Пронзительный набат Бухенвальда и низкий гул Царь-колокола, весёлые рождественские карильоны церкви у дома Анны Франк в Амстердаме, — много звонов в мире, но есть среди них один особый. Это тихий до символичности звон недостающего звена.
Когда говорят, что если на улицы Москвы выйдет миллион человек, то падёт кровавый режим, недостающее звено позвякивает: «Да? Да?» Недостающее звено всегда ищет себя. «Выйдет миллион человек» должно быть соединено каким-то предложением с «режим падёт».
Какие интересности обнаруживаются при попытке предъявить недостающее звено! Например, убеждённость в том, что кровавый режим испугается миллионного кровопролития. В Чечне полмиллиона человек положить не испугался, а в Москве почему-то испугается, хотя в Москве на кону будет куда больше. Очаровательна и убеждённость в том, что миллион человек, уехавших в Москву из провинции ради денег, вдруг ударятся оземь и обернутся людьми, готовыми возложить свои животы на алтарь свободы.
Недостающее звено скрывает жажду чуда. Вот сейчас бывшие гебешники и казнокрады переродятся, вот сейчас политклоны и политклоуны оживут, вот сейчас митинги, пикеты и демонстрации мышей вызовут у котов цепной инфаркт и будут мыши хоронить котов. А вдруг! Ведь так долго «всё это тянется» — сто лет уже отметили в прошедшем году, пора бы кончиться. И опять недостающее звено — между «давно» и «пора». Почему «всё это» отнесли к явлениям самовыдыхающимся?

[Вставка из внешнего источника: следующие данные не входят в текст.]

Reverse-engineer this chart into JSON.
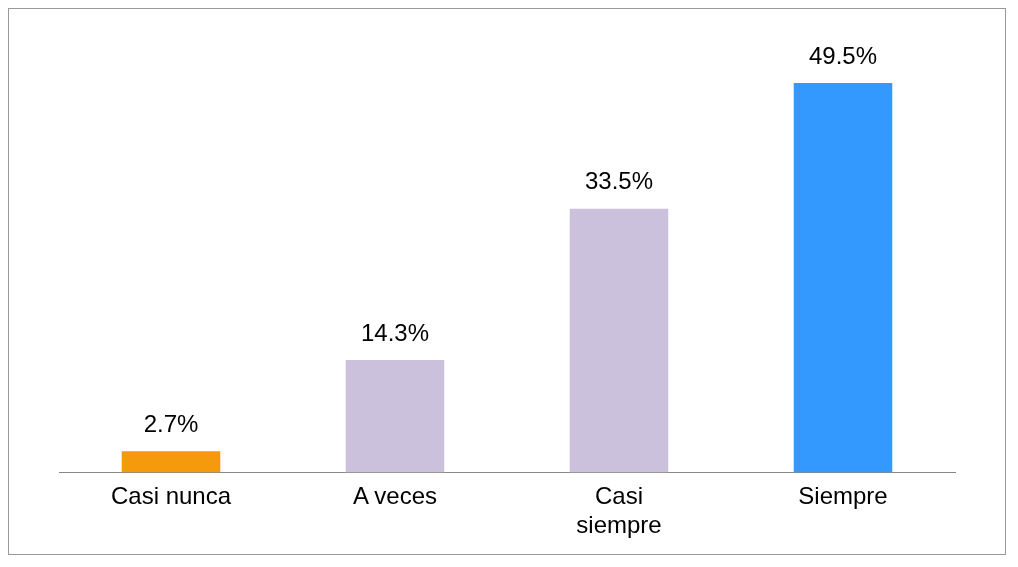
{
  "chart_data": {
    "type": "bar",
    "categories": [
      "Casi nunca",
      "A veces",
      "Casi siempre",
      "Siempre"
    ],
    "values": [
      2.7,
      14.3,
      33.5,
      49.5
    ],
    "colors": [
      "#f59a0c",
      "#ccc1dc",
      "#ccc1dc",
      "#3399ff"
    ],
    "value_labels": [
      "2.7%",
      "14.3%",
      "33.5%",
      "49.5%"
    ],
    "grid": false,
    "legend": false
  }
}
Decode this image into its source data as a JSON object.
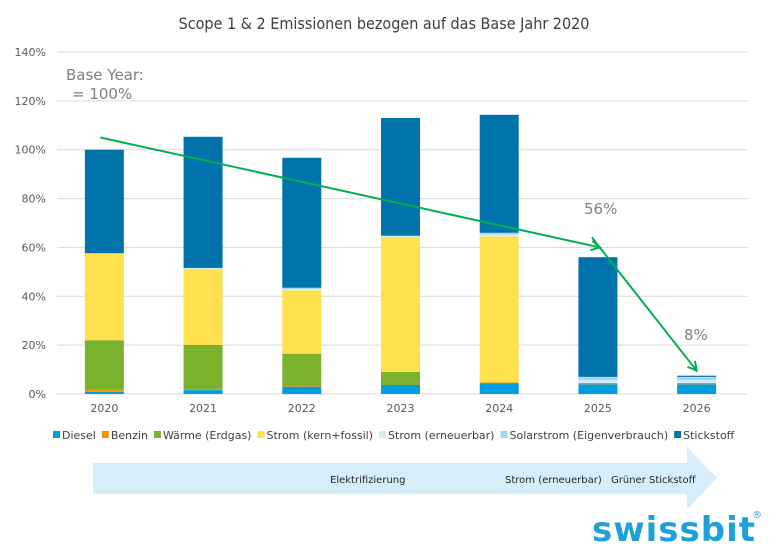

Может, наоборот, оно явление самоукрепляющееся? Хорошо, говорит чистое наивное сердце, оставим политику, давайте читать «Капитал», а вдруг там найдётся рецепт украинского борща. Не будет «вдруг». Не найдётся! Потому что недостаёт одного, но важного звена: «Капитал» не поваренная книга, хотя Маркс, безусловно, заварил кашу. Кровавую, нашу.
Чудеса бывают, но они не в том, что коты вдруг позволят мышам себя хоронить, а в том, что человек — не мышь. Точнее, человек — не обязательно мышь. Человек свободен быть мышью, быть крысой, быть крысоловом, даже мышеловкой, но всё же единственное, чем человеку стоит попытаться быть — это человеком. Человеком, который не надеется на чудо, не верует в то, что Лесков назвал русской троицей — Авось, Небось да Как-нибудь. Человек есть недостающее звено между обезьяной и человечностью. Не миллион людей, а один человек — разумный, творческий, умеющий убеждать и умеющий слушать, научившийся заключать союзы и не идти на компромиссы, жертвовать и отказываться жертвовать.

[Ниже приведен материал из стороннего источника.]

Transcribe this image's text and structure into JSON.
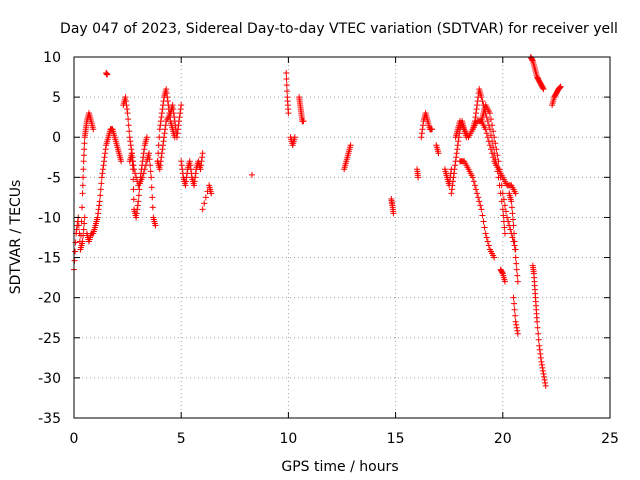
{
  "chart_data": {
    "type": "scatter",
    "title": "Day 047 of 2023, Sidereal Day-to-day VTEC variation (SDTVAR) for receiver yell",
    "xlabel": "GPS time / hours",
    "ylabel": "SDTVAR / TECUs",
    "xlim": [
      0,
      25
    ],
    "ylim": [
      -35,
      10
    ],
    "xticks": [
      0,
      5,
      10,
      15,
      20,
      25
    ],
    "yticks": [
      -35,
      -30,
      -25,
      -20,
      -15,
      -10,
      -5,
      0,
      5,
      10
    ],
    "grid": true,
    "marker": "plus",
    "color": "#ff0000",
    "segments": [
      {
        "x": [
          0.0,
          0.1,
          0.2,
          0.3,
          0.4,
          0.5
        ],
        "y": [
          -16.5,
          -12,
          -10,
          -14,
          -13,
          -10
        ]
      },
      {
        "x": [
          0.3,
          0.4,
          0.45,
          0.5,
          0.55,
          0.6,
          0.7,
          0.8,
          0.9
        ],
        "y": [
          -14,
          -7,
          -3,
          0,
          1,
          2,
          3,
          2,
          1
        ]
      },
      {
        "x": [
          0.6,
          0.7,
          0.8,
          0.9,
          1.0,
          1.1,
          1.2,
          1.3,
          1.4,
          1.5,
          1.6,
          1.7,
          1.8,
          1.9,
          2.0,
          2.1,
          2.2
        ],
        "y": [
          -12,
          -13,
          -12,
          -12,
          -11,
          -10,
          -8,
          -5,
          -3,
          -1,
          0,
          1,
          1,
          0,
          -1,
          -2,
          -3
        ]
      },
      {
        "x": [
          1.5,
          1.55
        ],
        "y": [
          8,
          7.8
        ]
      },
      {
        "x": [
          2.3,
          2.4,
          2.5,
          2.6,
          2.7,
          2.75,
          2.8,
          2.9,
          3.0,
          3.1,
          3.2,
          3.3,
          3.4
        ],
        "y": [
          4,
          5,
          3,
          0,
          -2,
          -4,
          -9,
          -10,
          -8,
          -5,
          -3,
          -1,
          0
        ]
      },
      {
        "x": [
          2.6,
          2.7,
          2.8,
          3.0,
          3.2,
          3.4,
          3.5,
          3.6,
          3.7,
          3.8
        ],
        "y": [
          -3,
          -2,
          -4,
          -6,
          -5,
          -3,
          -2,
          -5,
          -10,
          -11
        ]
      },
      {
        "x": [
          3.9,
          4.0,
          4.1,
          4.2,
          4.3,
          4.4,
          4.5,
          4.6,
          4.7
        ],
        "y": [
          -3,
          1,
          3,
          5,
          6,
          4,
          2,
          1,
          0
        ]
      },
      {
        "x": [
          3.9,
          4.0,
          4.1,
          4.2,
          4.3,
          4.5,
          4.6,
          4.7,
          4.8,
          4.9,
          5.0
        ],
        "y": [
          -3,
          -4,
          -2,
          0,
          2,
          3,
          4,
          2,
          0,
          2,
          4
        ]
      },
      {
        "x": [
          5.0,
          5.1,
          5.2,
          5.3,
          5.4,
          5.5,
          5.6,
          5.7,
          5.8,
          5.9,
          6.0
        ],
        "y": [
          -3,
          -5,
          -6,
          -4,
          -3,
          -5,
          -6,
          -4,
          -3,
          -4,
          -2
        ]
      },
      {
        "x": [
          6.0,
          6.3,
          6.4
        ],
        "y": [
          -9,
          -6,
          -7
        ]
      },
      {
        "x": [
          8.3
        ],
        "y": [
          -4.7
        ]
      },
      {
        "x": [
          9.9,
          9.95,
          10.0
        ],
        "y": [
          8,
          5,
          3
        ]
      },
      {
        "x": [
          10.1,
          10.2,
          10.3
        ],
        "y": [
          0,
          -1,
          0
        ]
      },
      {
        "x": [
          10.5,
          10.55,
          10.6,
          10.65,
          10.7
        ],
        "y": [
          5,
          4,
          3,
          2,
          2
        ]
      },
      {
        "x": [
          12.6,
          12.7,
          12.8,
          12.9
        ],
        "y": [
          -4,
          -3,
          -2,
          -1
        ]
      },
      {
        "x": [
          14.8,
          14.85,
          14.9
        ],
        "y": [
          -7.7,
          -8.5,
          -9.5
        ]
      },
      {
        "x": [
          16.0,
          16.05
        ],
        "y": [
          -4,
          -5
        ]
      },
      {
        "x": [
          16.2,
          16.3,
          16.4,
          16.5,
          16.6,
          16.7
        ],
        "y": [
          0,
          2,
          3,
          2,
          1,
          1
        ]
      },
      {
        "x": [
          16.9,
          17.0
        ],
        "y": [
          -1,
          -2
        ]
      },
      {
        "x": [
          17.3,
          17.4,
          17.5,
          17.6
        ],
        "y": [
          -4,
          -5,
          -6,
          -4
        ]
      },
      {
        "x": [
          17.6,
          17.7,
          17.8,
          17.9,
          18.0,
          18.1,
          18.2,
          18.3
        ],
        "y": [
          -7,
          -5,
          -3,
          -1,
          1,
          2,
          1,
          0
        ]
      },
      {
        "x": [
          17.8,
          17.9,
          18.0,
          18.2,
          18.4,
          18.6,
          18.8,
          19.0,
          19.2,
          19.4,
          19.6,
          19.8,
          20.0,
          20.2,
          20.4,
          20.6
        ],
        "y": [
          0,
          1,
          2,
          1,
          0,
          1,
          2,
          2,
          1,
          -1,
          -3,
          -4,
          -5,
          -6,
          -6,
          -7
        ]
      },
      {
        "x": [
          18.0,
          18.2,
          18.4,
          18.6,
          18.8,
          19.0,
          19.2,
          19.4,
          19.6
        ],
        "y": [
          -3,
          -3,
          -4,
          -5,
          -7,
          -9,
          -12,
          -14,
          -15
        ]
      },
      {
        "x": [
          18.6,
          18.7,
          18.8,
          18.9,
          19.0,
          19.2,
          19.4,
          19.6,
          19.8,
          20.0,
          20.1
        ],
        "y": [
          1,
          2,
          4,
          6,
          5,
          3,
          1,
          -2,
          -5,
          -9,
          -12
        ]
      },
      {
        "x": [
          19.0,
          19.1,
          19.2,
          19.4,
          19.6,
          19.8,
          20.0,
          20.2,
          20.4,
          20.6
        ],
        "y": [
          2,
          3,
          4,
          3,
          0,
          -3,
          -7,
          -10,
          -12,
          -14
        ]
      },
      {
        "x": [
          19.9,
          20.0,
          20.1
        ],
        "y": [
          -16.5,
          -17,
          -18
        ]
      },
      {
        "x": [
          20.3,
          20.4,
          20.5,
          20.6,
          20.7
        ],
        "y": [
          -7,
          -8,
          -11,
          -15,
          -18
        ]
      },
      {
        "x": [
          20.5,
          20.6,
          20.7
        ],
        "y": [
          -20,
          -23,
          -24.5
        ]
      },
      {
        "x": [
          21.3,
          21.4,
          21.5,
          21.6,
          21.7,
          21.8,
          21.9
        ],
        "y": [
          10,
          9.5,
          8.5,
          7.5,
          7,
          6.5,
          6
        ]
      },
      {
        "x": [
          21.4,
          21.45,
          21.5,
          21.55,
          21.6,
          21.7,
          21.8,
          21.9,
          22.0
        ],
        "y": [
          -16,
          -17,
          -19,
          -21,
          -23,
          -26,
          -28,
          -29.5,
          -31
        ]
      },
      {
        "x": [
          22.3,
          22.4,
          22.5,
          22.6,
          22.7
        ],
        "y": [
          4,
          5,
          5.5,
          6,
          6.3
        ]
      }
    ]
  }
}
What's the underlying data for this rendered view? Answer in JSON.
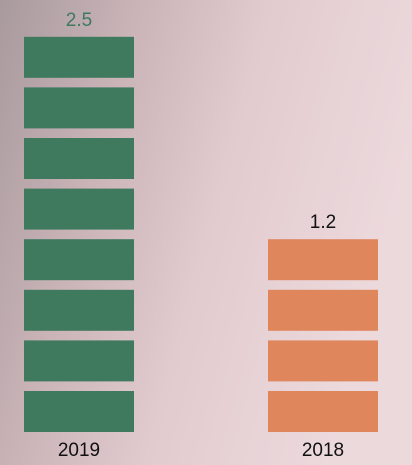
{
  "chart_data": {
    "type": "pictograph",
    "categories": [
      "2019",
      "2018"
    ],
    "values": [
      2.5,
      1.2
    ],
    "colors": [
      "#3f7a5f",
      "#e0865d"
    ],
    "value_label_colors": [
      "#3f7a5f",
      "#111111"
    ]
  }
}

Человек — недостающее звено между прошлым и будущим, и если человек ищет это недостающее звено в случайностях, в чём-то механическом, поверхностном, в суевериях политических и религиозных, то нет ни прошлого, ни будущего, а одна серая пошлятина, с каждым новым годом всё более серая, хотя это и кажется невозможным. Так ведь «кажется» — это тоже нежелание быть недостающим звеном, трусливая, подленькая надежда на то, что всё «образуется». Ну, как оно «образуется», Толстой прекрасно описал в «Анне Карениной». Тут труп, там развод, в Симбирске лакомится вишнями В.И.Ульянов…

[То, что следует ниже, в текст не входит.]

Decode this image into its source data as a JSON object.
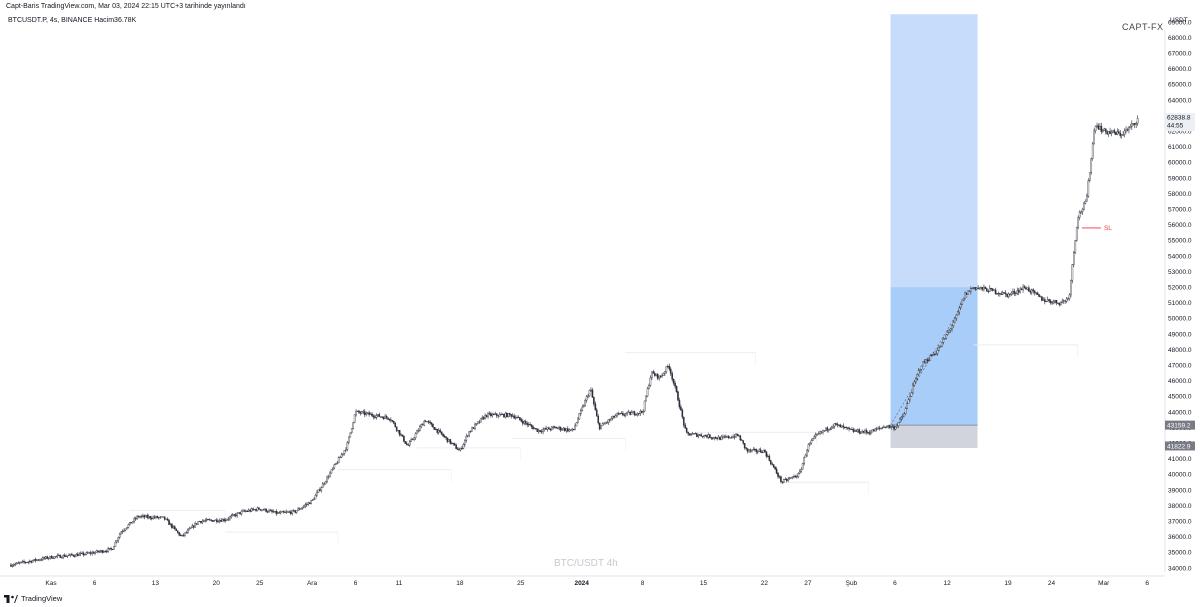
{
  "header": {
    "published_line": "Capt-Baris TradingView.com, Mar 03, 2024 22:15 UTC+3 tarihinde yayınlandı",
    "symbol_line": "BTCUSDT.P, 4s, BINANCE  Hacim36.78K",
    "brand": "CAPT-FX",
    "currency": "USDT"
  },
  "watermark": "BTC/USDT 4h",
  "footer": {
    "logo_text": "TradingView",
    "logo_icon": "tradingview-logo-icon"
  },
  "chart_data": {
    "type": "candlestick",
    "symbol": "BTCUSDT.P",
    "timeframe": "4s",
    "exchange": "BINANCE",
    "y_axis": {
      "range": [
        33500,
        69500
      ],
      "ticks": [
        "34000.0",
        "35000.0",
        "36000.0",
        "37000.0",
        "38000.0",
        "39000.0",
        "40000.0",
        "41000.0",
        "42000.0",
        "43000.0",
        "44000.0",
        "45000.0",
        "46000.0",
        "47000.0",
        "48000.0",
        "49000.0",
        "50000.0",
        "51000.0",
        "52000.0",
        "53000.0",
        "54000.0",
        "55000.0",
        "56000.0",
        "57000.0",
        "58000.0",
        "59000.0",
        "60000.0",
        "61000.0",
        "62000.0",
        "63000.0",
        "64000.0",
        "65000.0",
        "66000.0",
        "67000.0",
        "68000.0",
        "69000.0"
      ]
    },
    "x_axis": {
      "ticks": [
        {
          "label": "Kas",
          "day": 0
        },
        {
          "label": "6",
          "day": 5
        },
        {
          "label": "13",
          "day": 12
        },
        {
          "label": "20",
          "day": 19
        },
        {
          "label": "25",
          "day": 24
        },
        {
          "label": "Ara",
          "day": 30
        },
        {
          "label": "6",
          "day": 35
        },
        {
          "label": "11",
          "day": 40
        },
        {
          "label": "18",
          "day": 47
        },
        {
          "label": "25",
          "day": 54
        },
        {
          "label": "2024",
          "day": 61,
          "bold": true
        },
        {
          "label": "8",
          "day": 68
        },
        {
          "label": "15",
          "day": 75
        },
        {
          "label": "22",
          "day": 82
        },
        {
          "label": "27",
          "day": 87
        },
        {
          "label": "Şub",
          "day": 92
        },
        {
          "label": "6",
          "day": 97
        },
        {
          "label": "12",
          "day": 103
        },
        {
          "label": "19",
          "day": 110
        },
        {
          "label": "24",
          "day": 115
        },
        {
          "label": "Mar",
          "day": 121
        },
        {
          "label": "6",
          "day": 126
        }
      ]
    },
    "price_path": [
      [
        -4.6,
        34200
      ],
      [
        0,
        34700
      ],
      [
        4,
        34900
      ],
      [
        7,
        35200
      ],
      [
        8,
        36300
      ],
      [
        10,
        37300
      ],
      [
        13,
        37200
      ],
      [
        15,
        36000
      ],
      [
        17,
        37000
      ],
      [
        20,
        37100
      ],
      [
        22,
        37600
      ],
      [
        24,
        37800
      ],
      [
        26,
        37500
      ],
      [
        28,
        37600
      ],
      [
        30,
        38300
      ],
      [
        32,
        40000
      ],
      [
        34,
        41800
      ],
      [
        35,
        44000
      ],
      [
        37,
        43800
      ],
      [
        39,
        43600
      ],
      [
        41,
        41800
      ],
      [
        43,
        43500
      ],
      [
        45,
        42500
      ],
      [
        47,
        41500
      ],
      [
        48,
        42700
      ],
      [
        50,
        43800
      ],
      [
        53,
        43800
      ],
      [
        56,
        42800
      ],
      [
        58,
        43000
      ],
      [
        60,
        42800
      ],
      [
        62,
        45500
      ],
      [
        63,
        43000
      ],
      [
        65,
        43800
      ],
      [
        68,
        44000
      ],
      [
        69,
        46500
      ],
      [
        70,
        46200
      ],
      [
        71,
        47000
      ],
      [
        72,
        45000
      ],
      [
        73,
        42600
      ],
      [
        75,
        42500
      ],
      [
        77,
        42300
      ],
      [
        79,
        42500
      ],
      [
        80,
        41500
      ],
      [
        82,
        41500
      ],
      [
        84,
        39500
      ],
      [
        86,
        40000
      ],
      [
        87,
        41800
      ],
      [
        88,
        42500
      ],
      [
        90,
        43200
      ],
      [
        92,
        42800
      ],
      [
        94,
        42700
      ],
      [
        96,
        43100
      ],
      [
        97,
        43000
      ],
      [
        98,
        43800
      ],
      [
        99,
        45500
      ],
      [
        100,
        47000
      ],
      [
        102,
        48000
      ],
      [
        104,
        50000
      ],
      [
        105,
        51500
      ],
      [
        106,
        52000
      ],
      [
        108,
        51800
      ],
      [
        110,
        51500
      ],
      [
        112,
        52000
      ],
      [
        114,
        51200
      ],
      [
        116,
        51000
      ],
      [
        117,
        51300
      ],
      [
        118,
        56500
      ],
      [
        119,
        57500
      ],
      [
        120,
        62500
      ],
      [
        121,
        62000
      ],
      [
        123,
        61800
      ],
      [
        124,
        62200
      ],
      [
        125,
        62839
      ]
    ],
    "volume_profile_levels": [
      {
        "price": 37700,
        "day_start": 9,
        "day_end": 20
      },
      {
        "price": 36300,
        "day_start": 20,
        "day_end": 33
      },
      {
        "price": 40300,
        "day_start": 33,
        "day_end": 46
      },
      {
        "price": 41700,
        "day_start": 42,
        "day_end": 54
      },
      {
        "price": 42300,
        "day_start": 53,
        "day_end": 66
      },
      {
        "price": 47800,
        "day_start": 66,
        "day_end": 81
      },
      {
        "price": 42700,
        "day_start": 74,
        "day_end": 88
      },
      {
        "price": 39500,
        "day_start": 84,
        "day_end": 94
      },
      {
        "price": 48300,
        "day_start": 106,
        "day_end": 118
      }
    ],
    "position_tool": {
      "type": "long",
      "entry": 43159.2,
      "stop": 41822.9,
      "target_band_top": 52000,
      "upper_area_top": 69500,
      "day_start": 96.5,
      "day_end": 106.5
    },
    "markers": [
      {
        "label": "SL",
        "price": 55800,
        "day": 118.5,
        "color": "#f23645"
      }
    ],
    "price_labels": [
      {
        "text": "62838.8",
        "sub": "44:55",
        "price": 62839,
        "style": "current"
      },
      {
        "text": "43159.2",
        "price": 43159.2,
        "style": "dark"
      },
      {
        "text": "41822.9",
        "price": 41822.9,
        "style": "dark"
      }
    ],
    "colors": {
      "candle": "#2a2e39",
      "upper_area": "#c7dcfa",
      "target_band": "#a9cdf9",
      "stop_band": "#d1d4dc",
      "current_price_bg": "#eceff3",
      "dark_label_bg": "#787b86"
    }
  }
}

Бой курантов и звон бокалов без этого недостающего звена — на ветер. Не день сурка, а год Суркова, двадцатилетие Путина, столетие ленинского путча. Цепляются друг за друга звенья не то что недостающие, а просто лишние, звенья, образующие цепь рабства: жадность, трусость, подлость, лживость, лукавство. Не надеяться на чудо — быть чудом. Не рвать цепи — ковать цепь, золотую цепь, в которой и рациональность, и солидарность, и доброта, и толерантность, и свобода, — все неотделимы друг от друга и не могут быть заменены никакими картонными суррогатами, но могут и должны заменить всё собой.